Shifts in the game present a challenge when comparing players from different eras — for example, Koufax pitched 3352/3 innings in 1965 and 323 in '66; Kershaw is projected to finish with a little more than 230 this year. But where Kershaw stands among his contemporaries is comparable to how any of the Dodgers' previous Cy Young Award winners did among theirs.
Among Dodgers starters to win the award, only Koufax posted an adjusted ERA+ rating higher than Kershaw's 159, according to baseball-reference.com. (The figure measures how a pitcher's ERA compares with the league average and is adjusted to negate the effects of a particular ballpark. A rating of 100 is average; the higher the number, the better.)

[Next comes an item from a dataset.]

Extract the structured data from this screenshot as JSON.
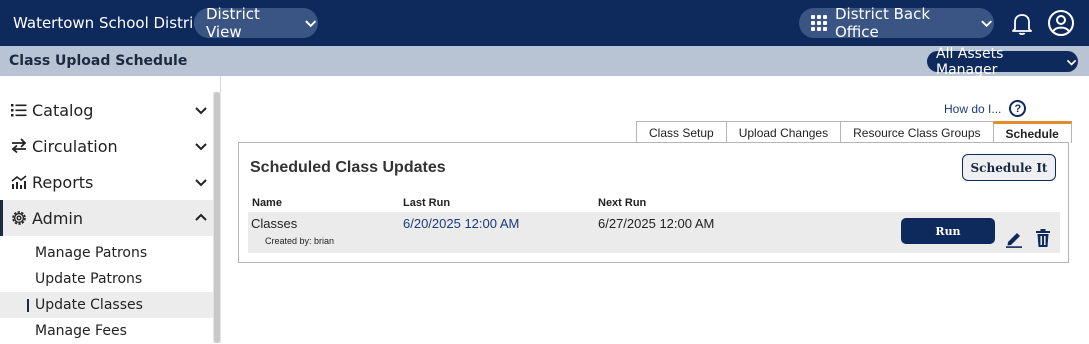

Koufax posted an adjusted ERA+ of 160 in 1965 and 190 in 1966, his last season. Don Newcombe had an adjusted ERA+ of 132 in 1956, Don Drysdale 127 in 1962, Koufax 159 in 1963, Fernando Valenzuela 135 in 1981 and Orel Hershiser 149 in 1988.
Kershaw appears unaffected by the comparisons, even to Koufax.
"I'm not trying to be anybody else," he said. "I've got expectations for myself to succeed that surpass anybody else's."
Torre, who now works for Major League Baseball, said in a telephone interview that he had no doubt Kershaw would reach this level, provided he wasn't injured.
"It was makeup," Torre said. "He had No. 1 written all over him. It's so refreshing to see Kershaw pitch. [His] I-dare-you-to-hit-me type attitude. It's about being proud of his stuff and not being afraid of hitters."
Kershaw's improvement can be attributed to becoming less like Koufax in at least one regard — that is, less reliant on two pitches.
Mattingly said that a couple of years ago, when he was the Dodgers' hitting coach, pitching coach Rick Honeycutt asked him to watch video of Kershaw and tell him how he would advise a hitter to approach him.
Mattingly's verdict: Kershaw's inability to get strike calls with his breaking ball made him essentially a one-pitch pitcher. And because Kershaw had trouble pitching to one side of the plate — away from right-handers and in on left-handers — hitters could key in on one particular area.
Honeycutt relayed the information to Kershaw, who worked to develop a slider — an off-speed pitch he could have called for strikes. He also added a changeup. And he learned to throw to both sides of the plate.
Expanding his repertoire has helped Kershaw develop into an elite pitcher earlier in his career than Koufax did.
Koufax, who broke into the majors with the Brooklyn Dodgers in 1955 at age 19, did not become a regular member of the rotation until 1958, the team's first year in Los Angeles. By the end of the 1960 season, his sixth, a 24-year-old Koufax had a 36-40 career record and a 4.12 ERA. From 1958-61, his first four seasons as a full-time starter, he averaged 98 walks per year.
Kershaw's upward curve has been shorter and steeper — in his fourth season, he is 45-28 with a 2.90 ERA.
And as was the case with Koufax, embracing the virtues of control has been a key.